As chief of the US Forest Service, Pinchot protected millions of acres of land from private development. Forestry graduates moved west to manage fires under his direction. Despite some of the good those foresters did, they failed to realize that fires are necessary for western forests. The East Coast transplants had learned forest management techniques from Europe, where trees do not rely on fires like those on the West Coast do.

“Some pine species need fire as part of their life cycle,” Battles said.

Policies around fire suppression continued unquestioned until the 1960s, when scientists learned that fire, like heavy rains, is a natural part of a forest’s cycle, as opposed to a natural disaster like an earthquake. Aldo Leopold, who graduated from the Yale Forest School in 1909, created the seminal Leopold Report advocating science-based instead of protection-based National Parks policy. This led to laws protecting wolves, allowing hunting permits to control elk populations and allowing wildfires to naturally burn and put themselves out. Yet communities near forests feared uncontrolled fires and smoky air.

By the 1990s, West Coast forests had built up excess fuel since no small fires burned out the underbrush. Many scientists had to admit that partnerships with private timber companies were necessary. The removal of large swaths of forests near towns create buffer zones to ensure that fires die out before they can threaten people’s homes. 
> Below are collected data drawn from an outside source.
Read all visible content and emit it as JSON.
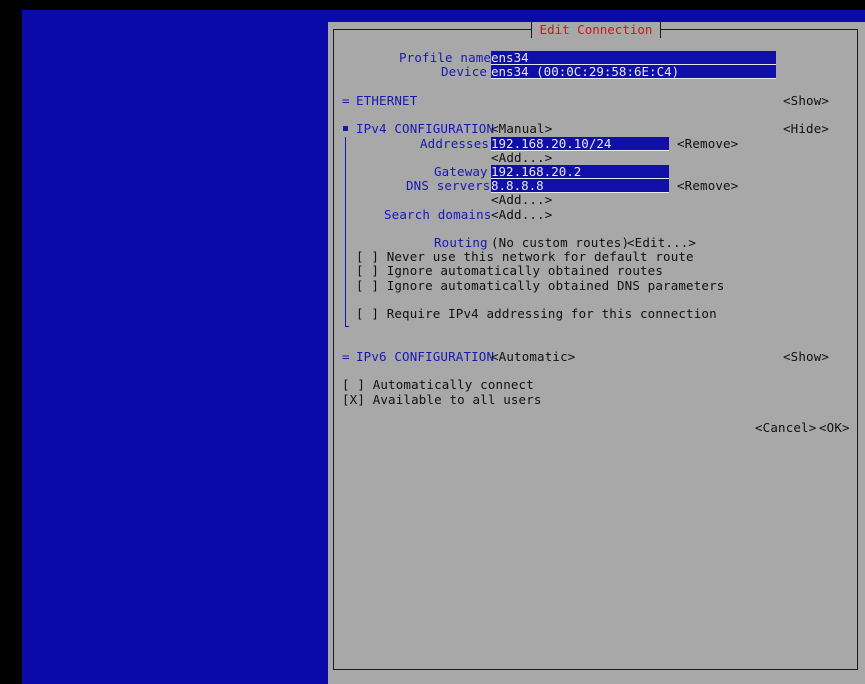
{
  "dialog": {
    "title": "Edit Connection",
    "profile_name_label": "Profile name",
    "profile_name_value": "ens34",
    "device_label": "Device",
    "device_value": "ens34 (00:0C:29:58:6E:C4)"
  },
  "ethernet": {
    "marker": "=",
    "label": "ETHERNET",
    "toggle": "<Show>"
  },
  "ipv4": {
    "label": "IPv4 CONFIGURATION",
    "method": "<Manual>",
    "toggle": "<Hide>",
    "addresses_label": "Addresses",
    "address_value": "192.168.20.10/24",
    "address_remove": "<Remove>",
    "address_add": "<Add...>",
    "gateway_label": "Gateway",
    "gateway_value": "192.168.20.2",
    "dns_label": "DNS servers",
    "dns_value": "8.8.8.8",
    "dns_remove": "<Remove>",
    "dns_add": "<Add...>",
    "search_label": "Search domains",
    "search_add": "<Add...>",
    "routing_label": "Routing",
    "routing_value": "(No custom routes)",
    "routing_edit": "<Edit...>",
    "checkbox_never_default": "[ ] Never use this network for default route",
    "checkbox_ignore_routes": "[ ] Ignore automatically obtained routes",
    "checkbox_ignore_dns": "[ ] Ignore automatically obtained DNS parameters",
    "checkbox_require": "[ ] Require IPv4 addressing for this connection"
  },
  "ipv6": {
    "marker": "=",
    "label": "IPv6 CONFIGURATION",
    "method": "<Automatic>",
    "toggle": "<Show>"
  },
  "options": {
    "auto_connect": "[ ] Automatically connect",
    "all_users": "[X] Available to all users"
  },
  "buttons": {
    "cancel": "<Cancel>",
    "ok": "<OK>"
  },
  "colors": {
    "desktop": "#0a0aa8",
    "dialog": "#a8a8a8",
    "field": "#1010a8",
    "label": "#1818b0",
    "title": "#c81818"
  }
}
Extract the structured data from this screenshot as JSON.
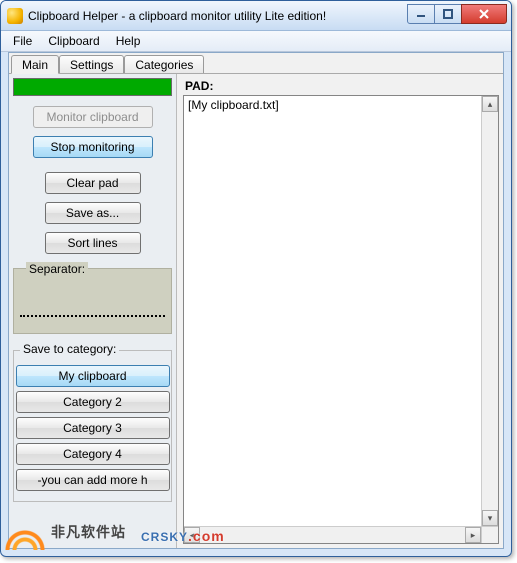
{
  "window": {
    "title": "Clipboard Helper - a clipboard monitor utility   Lite edition!"
  },
  "menu": {
    "items": [
      "File",
      "Clipboard",
      "Help"
    ]
  },
  "tabs": {
    "items": [
      "Main",
      "Settings",
      "Categories"
    ],
    "active": 0
  },
  "left": {
    "progress_percent": 100,
    "monitor_label": "Monitor clipboard",
    "stop_label": "Stop monitoring",
    "clear_label": "Clear pad",
    "saveas_label": "Save as...",
    "sort_label": "Sort lines",
    "separator_group_label": "Separator:",
    "save_to_label": "Save to category:",
    "categories": [
      "My clipboard",
      "Category 2",
      "Category 3",
      "Category 4",
      "-you can add more h"
    ]
  },
  "pad": {
    "label": "PAD:",
    "content": "[My clipboard.txt]"
  },
  "watermark": {
    "cn_text": "非凡软件站",
    "en_text": "CRSKY",
    "suffix": ".com"
  }
}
Professor Chad Oliver, who is now the Pinchot Professor of Forestry and Environmental Studies and the director of Yale‘s Global Institute of Sustainable Forestry, attended multiple congressional hearings in the 1990s, advocating for an increase in forest management. He recalls that even then, scientists knew that forests in the American West were headed toward disastrous fire seasons, but he struggled to convince congresspeople that increased forest management was necessary. He believes more forest management should have occurred.

“I keep asking myself, is there something I could have done differently?” Oliver said. “If they had only listened to the science, none of this would have happened.”

Wildfires now rage uncontrollably on the West Coast amid a prolonged dry season with increased lightning storms primarily caused by climate change. The Yale School of the Environment continues to actively research climate change and wildfire management. Even if human emissions of greenhouse gases decrease, it will be a long time before forests return to a stable ecosystem. 

For now, scientists say that focusing on forest management is the most effective way to prevent wildfires. Until more money is spent to combat climate change and manage forests, firefighters risk their lives and health every year to save communities across the West.

Over five million acres have burned on the West Coast this year.